Shelter ByGG - Tiny House Blog

Shelter ByGG

Environmental designers have used cork to create eco-friendly flooring and walls before, but Portuguese designer Gabriela Gomes might be the first person to build an entire tiny house out of the natural material. Her Shelter ByGG project is an experimental, habitable, cork module that can be placed in an empty public space where it will obtain its energy from the sun’s rays.

This futuristic caboose-like structure is insulated, weather-proof and lightweight. It can be delivered by flatbed truck to any location and contains a living area, a bedroom for two people and a small bathroom. Gomes intended the design to be a totally private space placed in a totally public arena: something comfortable in an unexpected location. She also wanted the structure to be made of 100 percent sustainable and recyclable materials topped by solar panels. Currently, the Shelter Bygg can be rented by the night for 100€ ($125) for two people. To learn more, visit the Shelter ByGG website and reservations form.

Photos courtesy of Joao Morgado and Gabriela Gomes

By Christina Nellemann for the [Tiny House Blog]
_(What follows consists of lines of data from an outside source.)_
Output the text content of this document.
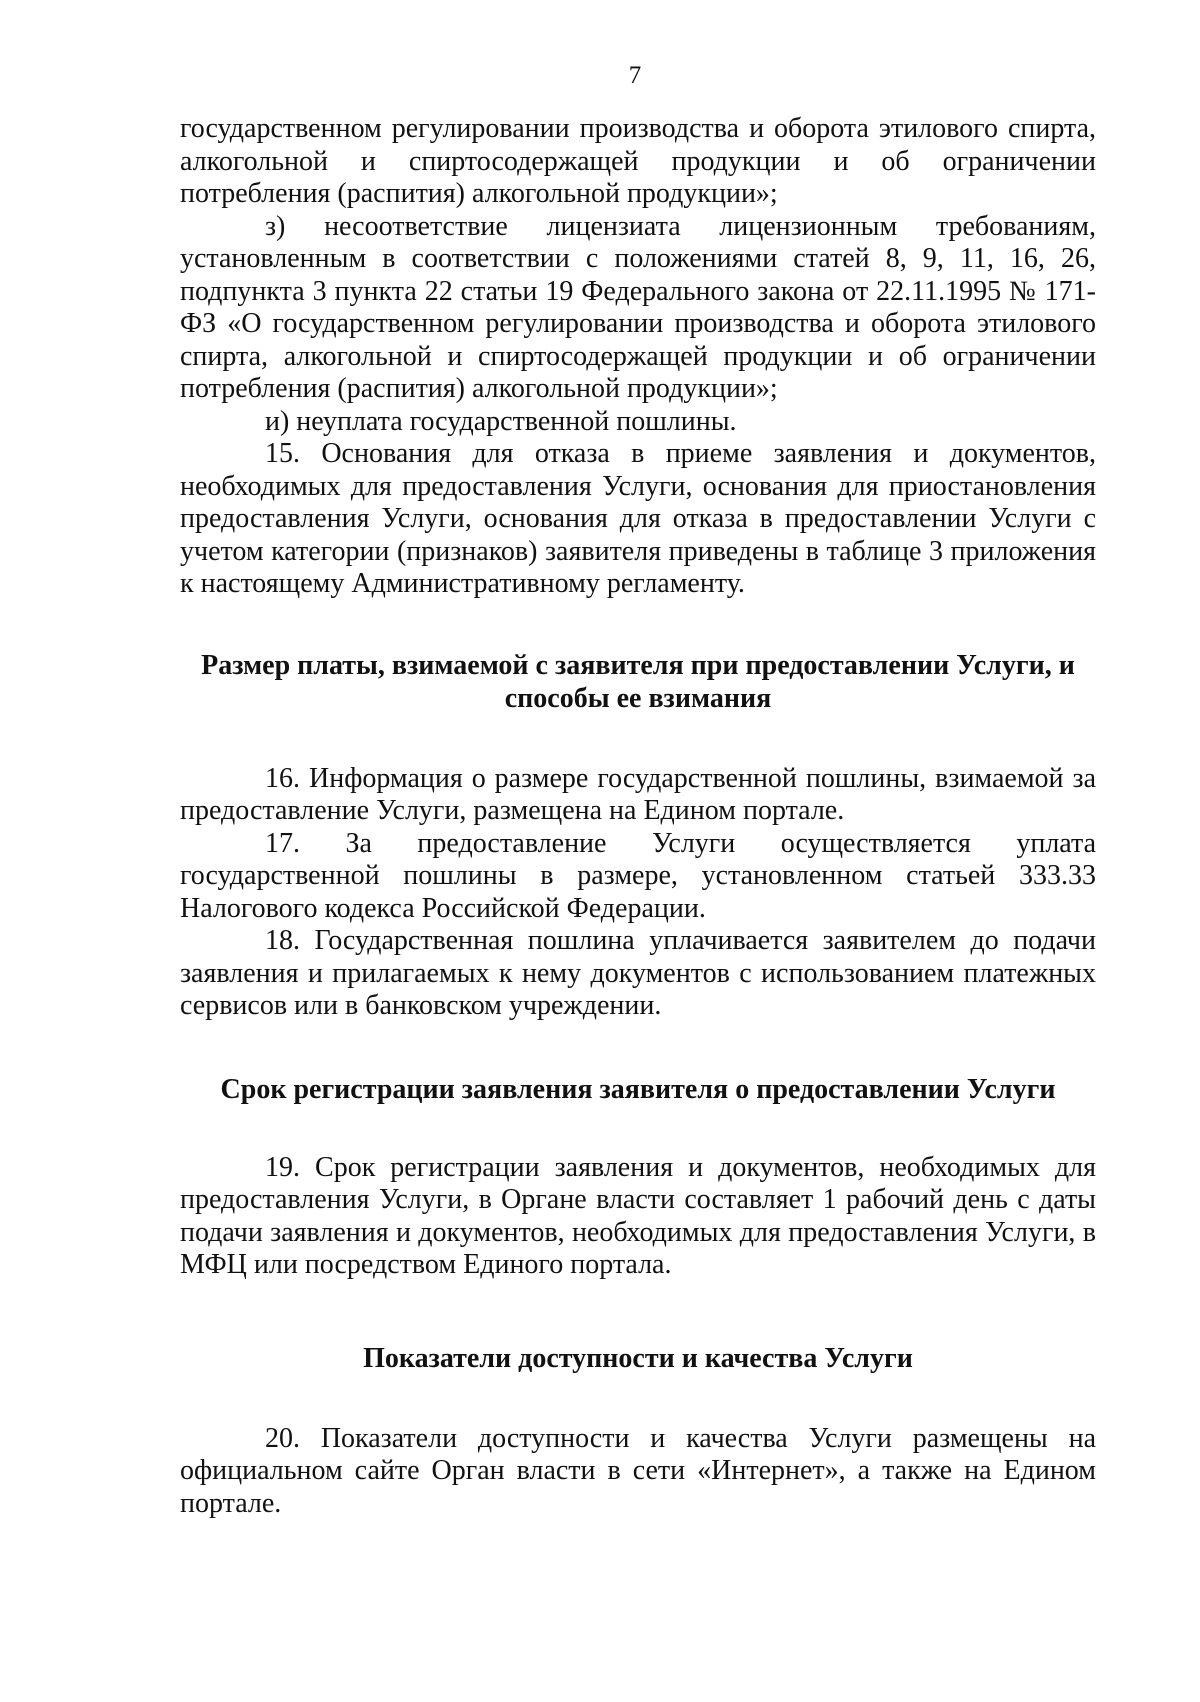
7

государственном регулировании производства и оборота этилового спирта, алкогольной и спиртосодержащей продукции и об ограничении потребления (распития) алкогольной продукции»;

з) несоответствие лицензиата лицензионным требованиям, установленным в соответствии с положениями статей 8, 9, 11, 16, 26, подпункта 3 пункта 22 статьи 19 Федерального закона от 22.11.1995 № 171-ФЗ «О государственном регулировании производства и оборота этилового спирта, алкогольной и спиртосодержащей продукции и об ограничении потребления (распития) алкогольной продукции»;

и) неуплата государственной пошлины.

15. Основания для отказа в приеме заявления и документов, необходимых для предоставления Услуги, основания для приостановления предоставления Услуги, основания для отказа в предоставлении Услуги с учетом категории (признаков) заявителя приведены в таблице 3 приложения к настоящему Административному регламенту.

Размер платы, взимаемой с заявителя при предоставлении Услуги, и способы ее взимания

16. Информация о размере государственной пошлины, взимаемой за предоставление Услуги, размещена на Едином портале.

17. За предоставление Услуги осуществляется уплата государственной пошлины в размере, установленном статьей 333.33 Налогового кодекса Российской Федерации.

18. Государственная пошлина уплачивается заявителем до подачи заявления и прилагаемых к нему документов с использованием платежных сервисов или в банковском учреждении.

Срок регистрации заявления заявителя о предоставлении Услуги

19. Срок регистрации заявления и документов, необходимых для предоставления Услуги, в Органе власти составляет 1 рабочий день с даты подачи заявления и документов, необходимых для предоставления Услуги, в МФЦ или посредством Единого портала.

Показатели доступности и качества Услуги

20. Показатели доступности и качества Услуги размещены на официальном сайте Орган власти в сети «Интернет», а также на Едином портале.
Join Our eMail List and download the Tiny House Directory

Simply enter your name and email below to learn more about tiny houses and stay up to date with the movement.
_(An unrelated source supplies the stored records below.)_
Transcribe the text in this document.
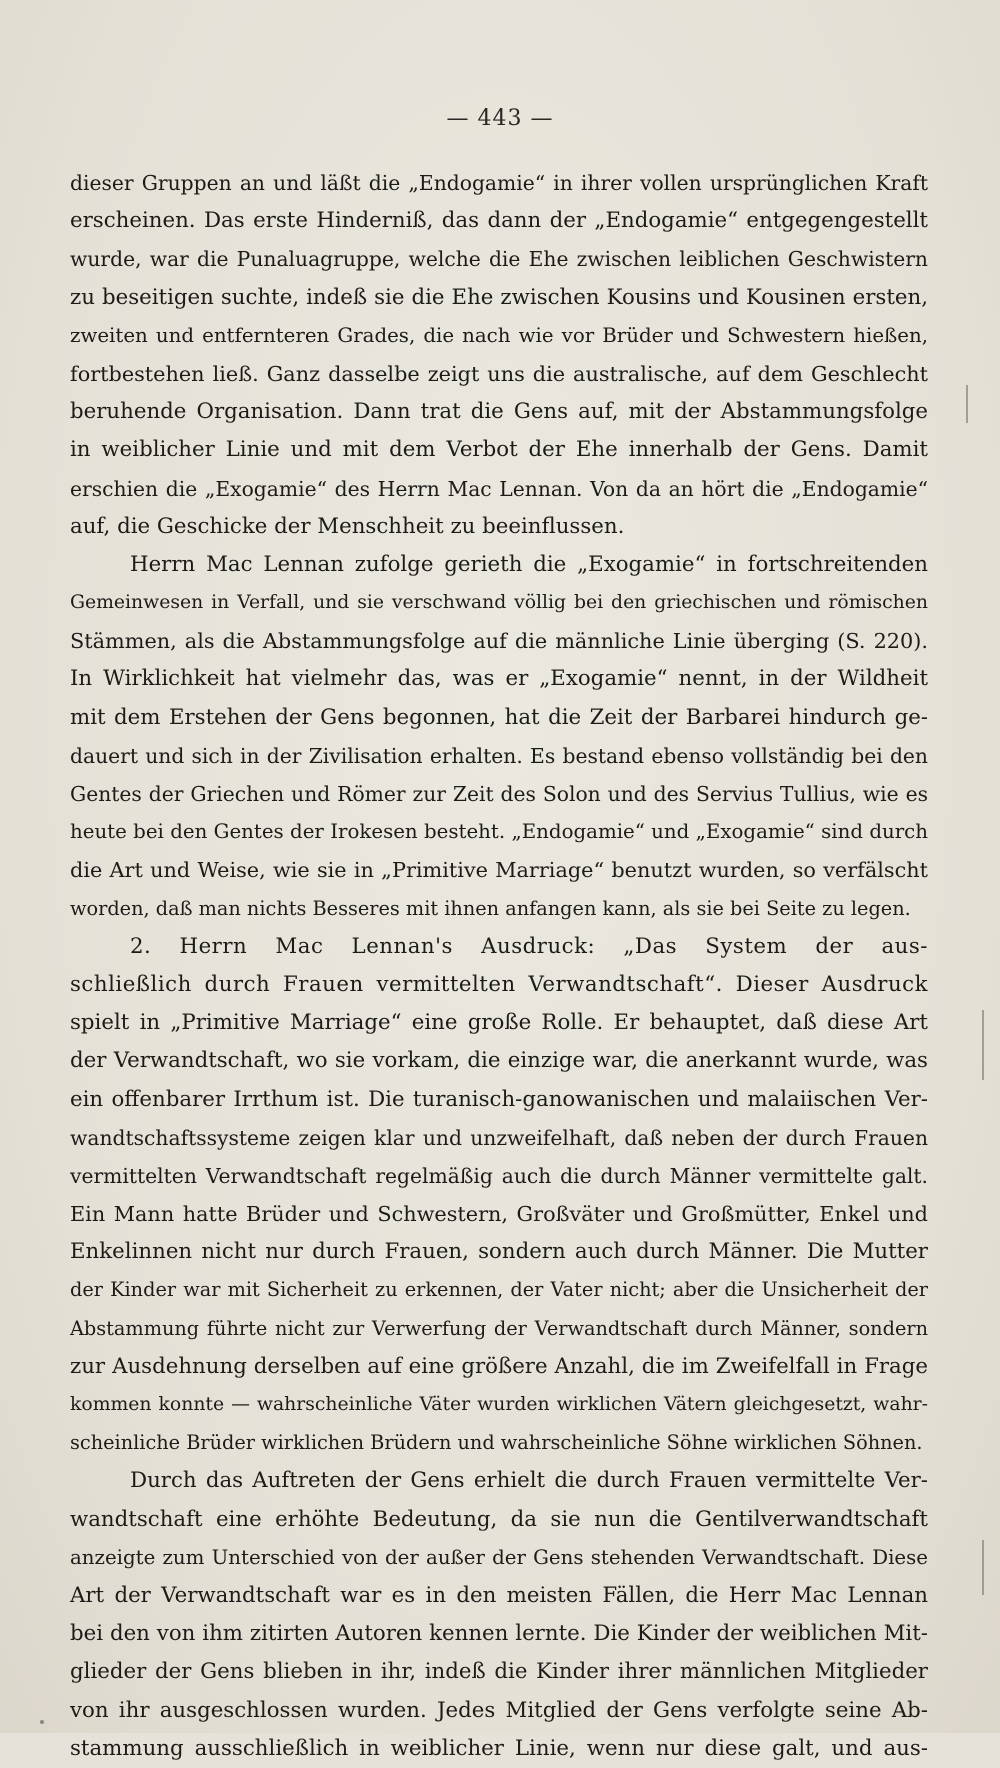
— 443 —
dieser Gruppen an und läßt die „Endogamie“ in ihrer vollen ursprünglichen Kraft
erscheinen. Das erste Hinderniß, das dann der „Endogamie“ entgegengestellt
wurde, war die Punaluagruppe, welche die Ehe zwischen leiblichen Geschwistern
zu beseitigen suchte, indeß sie die Ehe zwischen Kousins und Kousinen ersten,
zweiten und entfernteren Grades, die nach wie vor Brüder und Schwestern hießen,
fortbestehen ließ. Ganz dasselbe zeigt uns die australische, auf dem Geschlecht
beruhende Organisation. Dann trat die Gens auf, mit der Abstammungsfolge
in weiblicher Linie und mit dem Verbot der Ehe innerhalb der Gens. Damit
erschien die „Exogamie“ des Herrn Mac Lennan. Von da an hört die „Endogamie“
auf, die Geschicke der Menschheit zu beeinflussen.
Herrn Mac Lennan zufolge gerieth die „Exogamie“ in fortschreitenden
Gemeinwesen in Verfall, und sie verschwand völlig bei den griechischen und römischen
Stämmen, als die Abstammungsfolge auf die männliche Linie überging (S. 220).
In Wirklichkeit hat vielmehr das, was er „Exogamie“ nennt, in der Wildheit
mit dem Erstehen der Gens begonnen, hat die Zeit der Barbarei hindurch ge-
dauert und sich in der Zivilisation erhalten. Es bestand ebenso vollständig bei den
Gentes der Griechen und Römer zur Zeit des Solon und des Servius Tullius, wie es
heute bei den Gentes der Irokesen besteht. „Endogamie“ und „Exogamie“ sind durch
die Art und Weise, wie sie in „Primitive Marriage“ benutzt wurden, so verfälscht
worden, daß man nichts Besseres mit ihnen anfangen kann, als sie bei Seite zu legen.
2. Herrn Mac Lennan's Ausdruck: „Das System der aus-
schließlich durch Frauen vermittelten Verwandtschaft“. Dieser Ausdruck
spielt in „Primitive Marriage“ eine große Rolle. Er behauptet, daß diese Art
der Verwandtschaft, wo sie vorkam, die einzige war, die anerkannt wurde, was
ein offenbarer Irrthum ist. Die turanisch-ganowanischen und malaiischen Ver-
wandtschaftssysteme zeigen klar und unzweifelhaft, daß neben der durch Frauen
vermittelten Verwandtschaft regelmäßig auch die durch Männer vermittelte galt.
Ein Mann hatte Brüder und Schwestern, Großväter und Großmütter, Enkel und
Enkelinnen nicht nur durch Frauen, sondern auch durch Männer. Die Mutter
der Kinder war mit Sicherheit zu erkennen, der Vater nicht; aber die Unsicherheit der
Abstammung führte nicht zur Verwerfung der Verwandtschaft durch Männer, sondern
zur Ausdehnung derselben auf eine größere Anzahl, die im Zweifelfall in Frage
kommen konnte — wahrscheinliche Väter wurden wirklichen Vätern gleichgesetzt, wahr-
scheinliche Brüder wirklichen Brüdern und wahrscheinliche Söhne wirklichen Söhnen.
Durch das Auftreten der Gens erhielt die durch Frauen vermittelte Ver-
wandtschaft eine erhöhte Bedeutung, da sie nun die Gentilverwandtschaft
anzeigte zum Unterschied von der außer der Gens stehenden Verwandtschaft. Diese
Art der Verwandtschaft war es in den meisten Fällen, die Herr Mac Lennan
bei den von ihm zitirten Autoren kennen lernte. Die Kinder der weiblichen Mit-
glieder der Gens blieben in ihr, indeß die Kinder ihrer männlichen Mitglieder
von ihr ausgeschlossen wurden. Jedes Mitglied der Gens verfolgte seine Ab-
stammung ausschließlich in weiblicher Linie, wenn nur diese galt, und aus-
Click Here to Leave a Comment Below

deegan klose - July 5, 2012 Reply

thats probably the strangest looking thing ive ever seen lol

Pedro pacheco - July 7, 2012 Reply

Well done project.i live in portugal- porto and i will contact you to see it live.pedro pacheco

Lynne - July 7, 2012 Reply

Looks cool from the outside, but I started feeling claustrophobic just looking at the interior pics! It takes someone special to live that tiny with so few windows and such oddly shaped spaces.
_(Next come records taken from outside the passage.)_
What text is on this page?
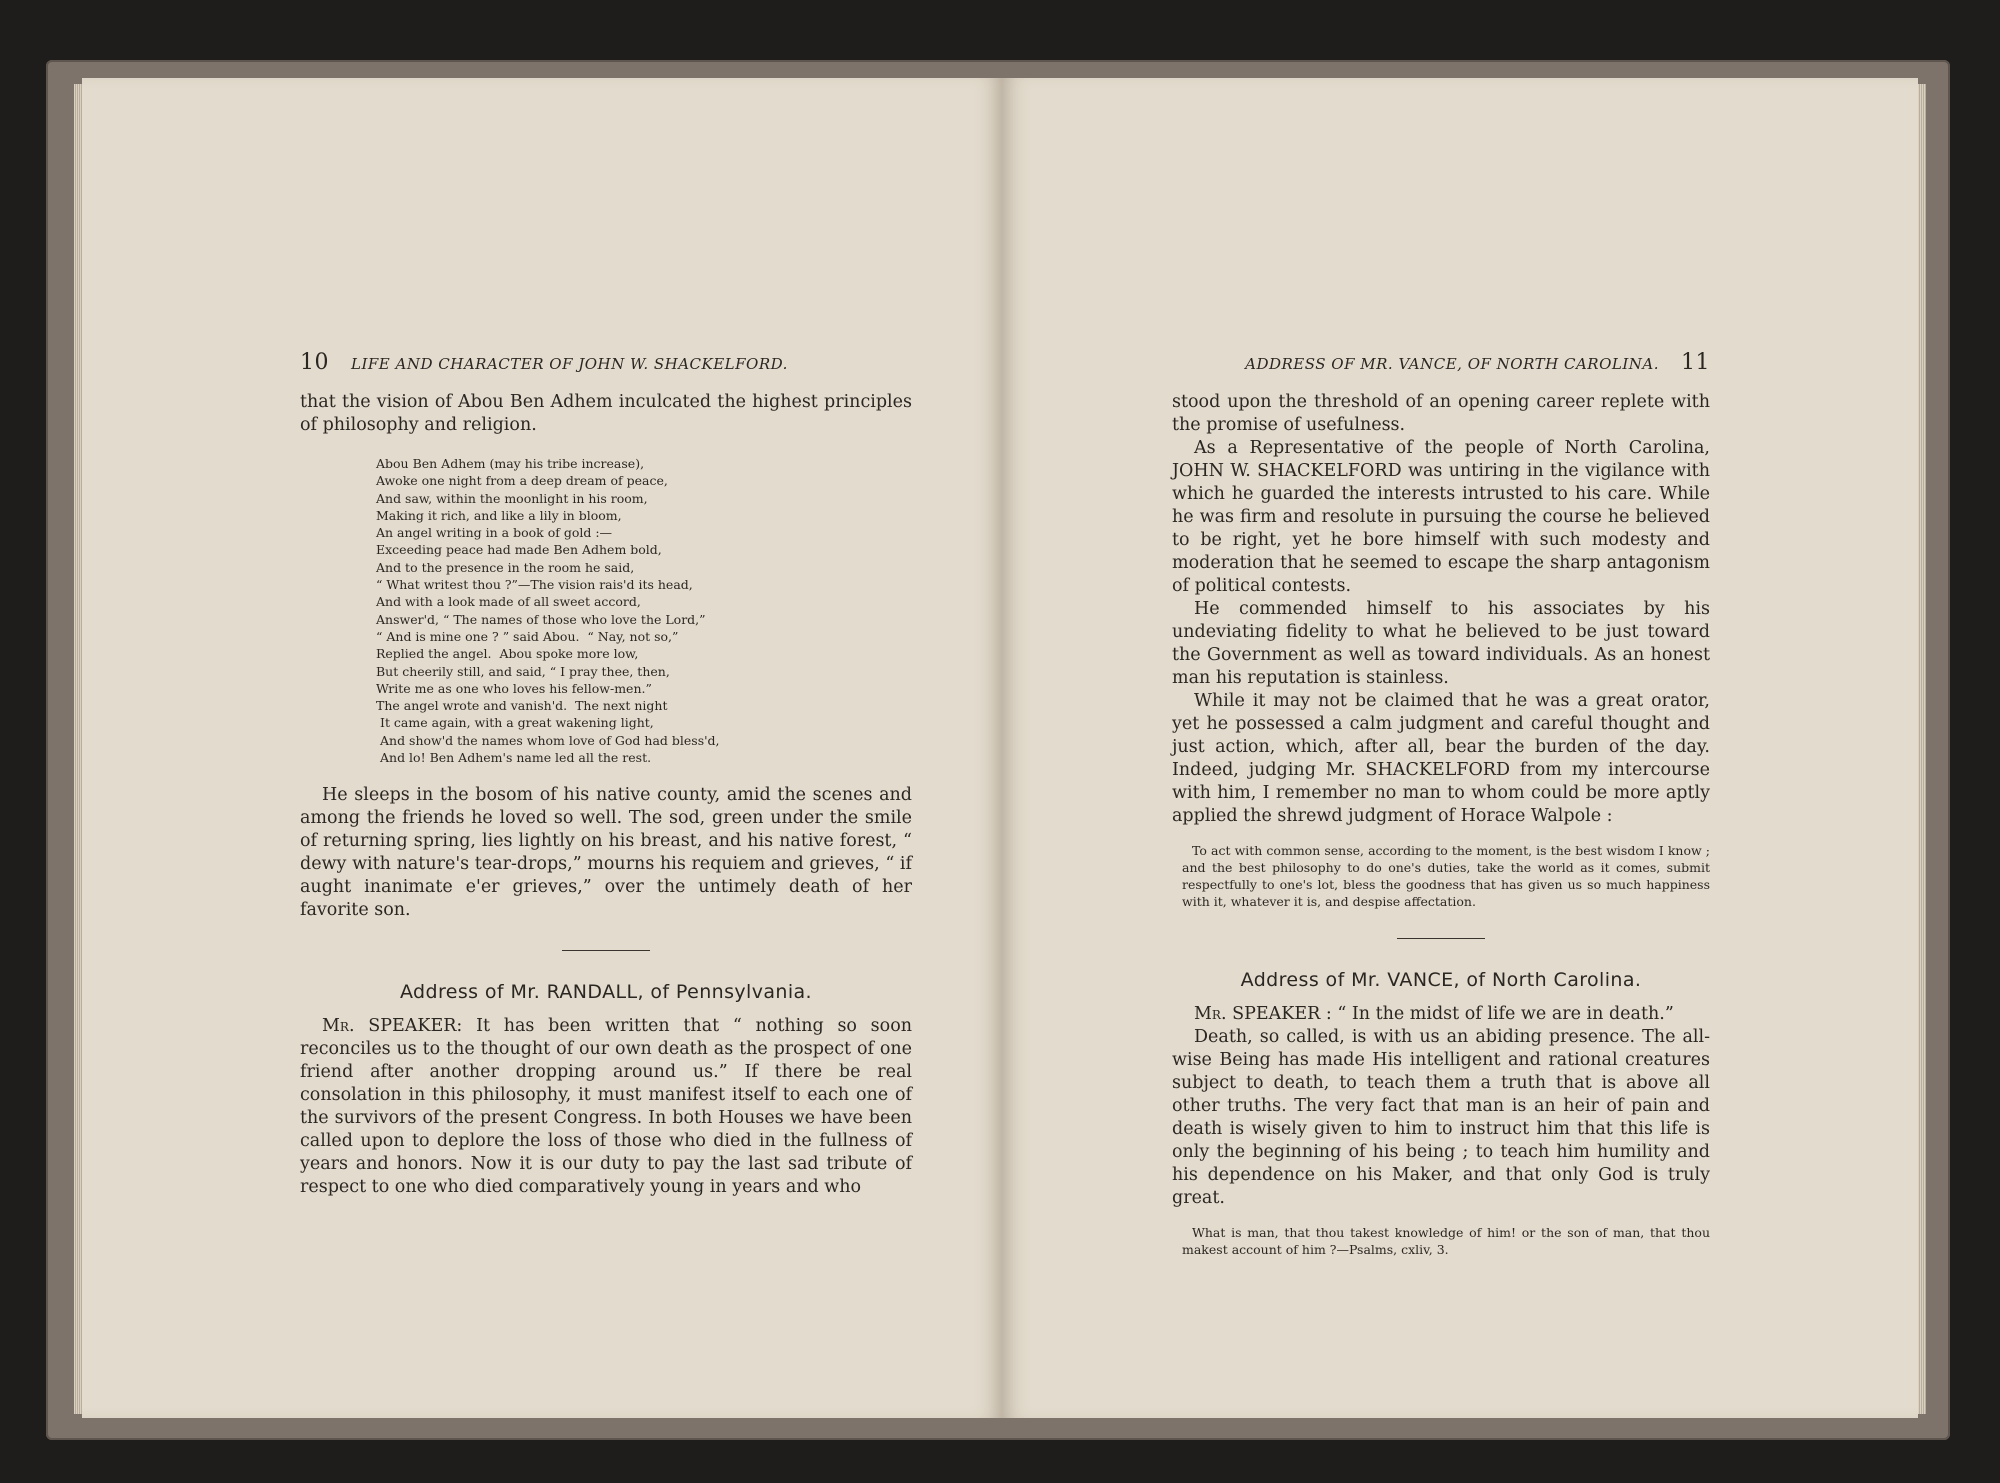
10 LIFE AND CHARACTER OF JOHN W. SHACKELFORD.

that the vision of Abou Ben Adhem inculcated the highest principles of philosophy and religion.

Abou Ben Adhem (may his tribe increase),
Awoke one night from a deep dream of peace,
And saw, within the moonlight in his room,
Making it rich, and like a lily in bloom,
An angel writing in a book of gold :—
Exceeding peace had made Ben Adhem bold,
And to the presence in the room he said,
“ What writest thou ?”—The vision rais'd its head,
And with a look made of all sweet accord,
Answer'd, “ The names of those who love the Lord,”
“ And is mine one ? ” said Abou.  “ Nay, not so,”
Replied the angel.  Abou spoke more low,
But cheerily still, and said, “ I pray thee, then,
Write me as one who loves his fellow-men.”
The angel wrote and vanish'd.  The next night
It came again, with a great wakening light,
And show'd the names whom love of God had bless'd,
And lo! Ben Adhem's name led all the rest.

He sleeps in the bosom of his native county, amid the scenes and among the friends he loved so well. The sod, green under the smile of returning spring, lies lightly on his breast, and his native forest, “ dewy with nature's tear-drops,” mourns his requiem and grieves, “ if aught inanimate e'er grieves,” over the untimely death of her favorite son.

Address of Mr. RANDALL, of Pennsylvania.

Mr. SPEAKER: It has been written that “ nothing so soon reconciles us to the thought of our own death as the prospect of one friend after another dropping around us.” If there be real consolation in this philosophy, it must manifest itself to each one of the survivors of the present Congress. In both Houses we have been called upon to deplore the loss of those who died in the fullness of years and honors. Now it is our duty to pay the last sad tribute of respect to one who died comparatively young in years and who

ADDRESS OF MR. VANCE, OF NORTH CAROLINA. 11

stood upon the threshold of an opening career replete with the promise of usefulness.

As a Representative of the people of North Carolina, JOHN W. SHACKELFORD was untiring in the vigilance with which he guarded the interests intrusted to his care. While he was firm and resolute in pursuing the course he believed to be right, yet he bore himself with such modesty and moderation that he seemed to escape the sharp antagonism of political contests.

He commended himself to his associates by his undeviating fidelity to what he believed to be just toward the Government as well as toward individuals. As an honest man his reputation is stainless.

While it may not be claimed that he was a great orator, yet he possessed a calm judgment and careful thought and just action, which, after all, bear the burden of the day. Indeed, judging Mr. SHACKELFORD from my intercourse with him, I remember no man to whom could be more aptly applied the shrewd judgment of Horace Walpole :

To act with common sense, according to the moment, is the best wisdom I know ; and the best philosophy to do one's duties, take the world as it comes, submit respectfully to one's lot, bless the goodness that has given us so much happiness with it, whatever it is, and despise affectation.
Address of Mr. VANCE, of North Carolina.

Mr. SPEAKER : “ In the midst of life we are in death.”

Death, so called, is with us an abiding presence. The all-wise Being has made His intelligent and rational creatures subject to death, to teach them a truth that is above all other truths. The very fact that man is an heir of pain and death is wisely given to him to instruct him that this life is only the beginning of his being ; to teach him humility and his dependence on his Maker, and that only God is truly great.

What is man, that thou takest knowledge of him! or the son of man, that thou makest account of him ?—Psalms, cxliv, 3.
Cindy - July 7, 2012 Reply

Is the exterior a covering of some sort or painted?

maryj - July 7, 2012 Reply

this is really great. My grandkids would think it was specially for their enjoyment and playtime.

Michael Bednarek - July 7, 2012 Reply

I think “maryj” “hit the nail on the head”. Most of the tiny house designs are just play-houses and would need some serious modifications to be up-to-code especially in the city. However,in an emergency EG: after earthquake housing tiny houses would become more feasible.

Rain23 - July 8, 2012 Reply

It’s a good size for a bedroom. I can see a series of these set around a main cooking/living space like a great hall. Gives everyone privacy when they need it but a large community space to gather in. I would like a green one. It’s a great creative idea and should be pretty well insulated due to its material.